Per una maestra di scuola primaria che accoglie una classe di prima, presumibilmente, se insegna italiano, avrà come obiettivo del primo anno condurli a imparare a leggere, a scrivere … ma nella consapevolezza più ampia, che leggere e scrivere sono facoltà necessarie allo sviluppo del pensiero, della capacità di pensare per diventare Adulti.

Qual è dunque l’immagine del bambino che ha dentro una educatrice del nido?. Se non c’è possibilità di “stare troppo vicini”, “toccarsi”, bisogna trovare un modo per educare da lontano … cioè attraverso il PENSARSI, faccio notare, riflessivo.

Dunque: “penso, quindi esisto”. Parafrasando Cartesio.

Ma non basta, non è sufficiente …

Penso al bambino, penso all’immagine di un bambino che mi piacerebbe diventasse … COME? CHI?

Pensarlo è importante, ma non sufficiente. Devo “agganciarlo con lo sguardo”, devo guardarlo, e montessorianamente, mettermi alla sua altezza.

Curare da distante comincia allora a declinarsi come un compito estremamente ATTIVO che vede due attori in gioco ed entrambi in posizione attiva, chi conduce e chi si fa condurre.

La relazione si potrà rinforzare attraverso un’attenzione maggiore rivolta ai gesti, agli sguardi, alle posture che potranno meglio definire una relazione empatica e calorosa con il bambino:

Ø  Attenzione ai segnali che il bambino manda

Ø  Attenzione ai dettagli

Ø  Osservare il bambino nel suo agire

Ø  Essere attente a interessarsi a ciò a cui si interessa il bambino

Ø  Lasciare, nelle parole di Emmi Pikler, spazio al gesto interrotto, cioè “donare” fiducia che l’altro (il bambino) completerà il gesto che sta compiendo.

Questa, a mio avviso, la POSIZIONE che deve assumere l’adulto che cura. La distanza si fa allora vicinanza e ancora di più quella vicinanza lecita e possibile perché non della madre (o del Padre), ma propria di chi EDUCA e concorre alla crescita del bambino.

Per fare questo però, dal mio punto di vista di Psicoterapeuta, è necessario avere e lavorare sulla propria consapevolezza di adulto e ci stiamo dicendo, dalla formazione delle rappresentazioni mentali che l’adulto ha; infatti, ciò che egli fa per prendersi cura di un bambino piccolo, che cresce, è un insieme di pensieri e di azioni che dipendono dalla rappresentazione (dall’idea, dalla fantasia) del bambino reale che ha di fronte, ma anche dell’adulto che quel bambino diventerà. Le rappresentazioni di un professionista/educatore, si formano attraverso la propria formazione ricevuta, ma anche dipendono dalla propria storia, dalla propria famiglia, infanzia, cultura …

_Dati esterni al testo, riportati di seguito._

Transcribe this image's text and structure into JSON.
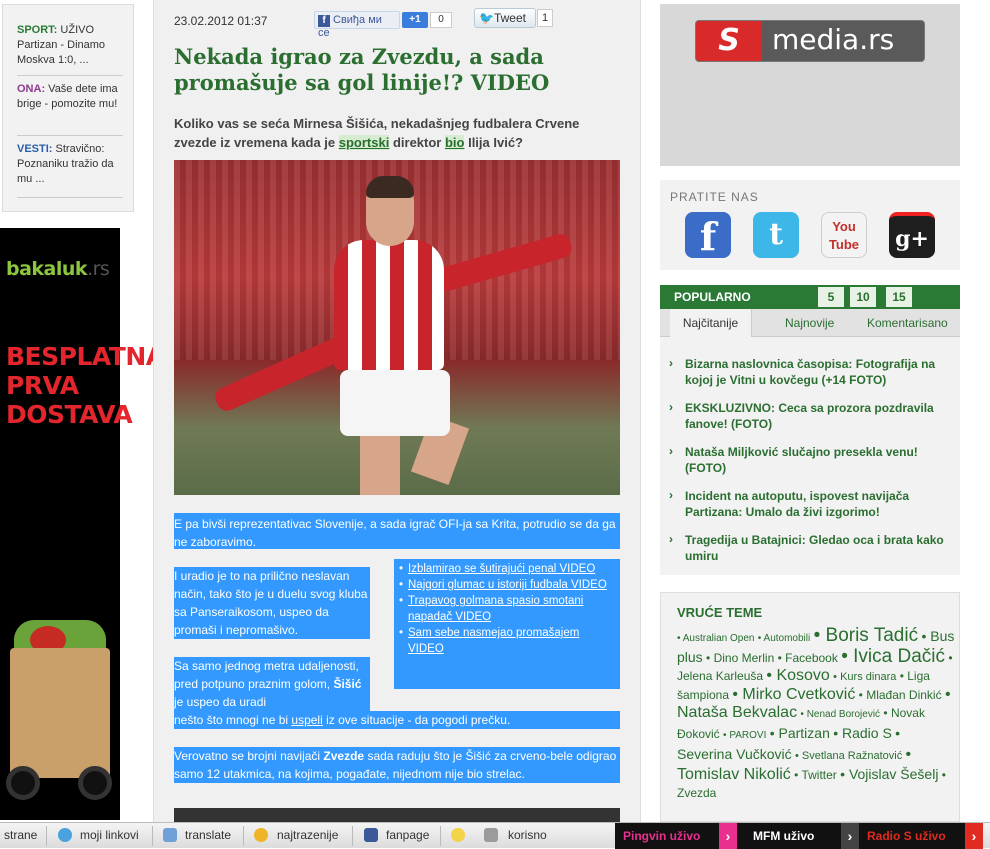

Accanto a queste, ci sono i MODI attraverso cui un educatore opera nel proprio lavoro di accompagnare tenendo presente alcune questioni proprie del lavoro con i bambini (soprattutto molto piccoli come al nido):

1.       Che si ha a che fare con un ESSERE UMANO diverso, ma in divenire, SIMILE

2.       Che si ha a che fare con un ESSERE UMANO dipendente, ma che va condotto alla piena AUTONOMIA

Il lavoro dell’educatore/educatrice deve potersi realizzare in un ambiente che dia sicurezza sia all’adulto che al bambino, uno spazio libero e all’interno di uno spazio cooperativo. Il dialogo con Altri è essenziale.

Per concludere, vorrei “semplicemente” esortarvi a non avere paura della distanza imposta dal Covid, perché se Pensiamo a quella distanza, se definiamo quella distanza come una Azione Pensabile, possiamo trasformare una necessità nella virtù del “far fare da soli in compagnia di un Altro”, seguendo le parole di Winnicott e ricordandoci che “la condizione in cui nascono e vivono gli Umani è quella in cui si <trovano abbandonati dalla cura degli Dei e sono chiamati ad avere cura di sé da se stessi>” ( Da Luigina Mortari, Avere cura di se, il mito di crono).

Il pericolo più insidioso è NON PENSARE.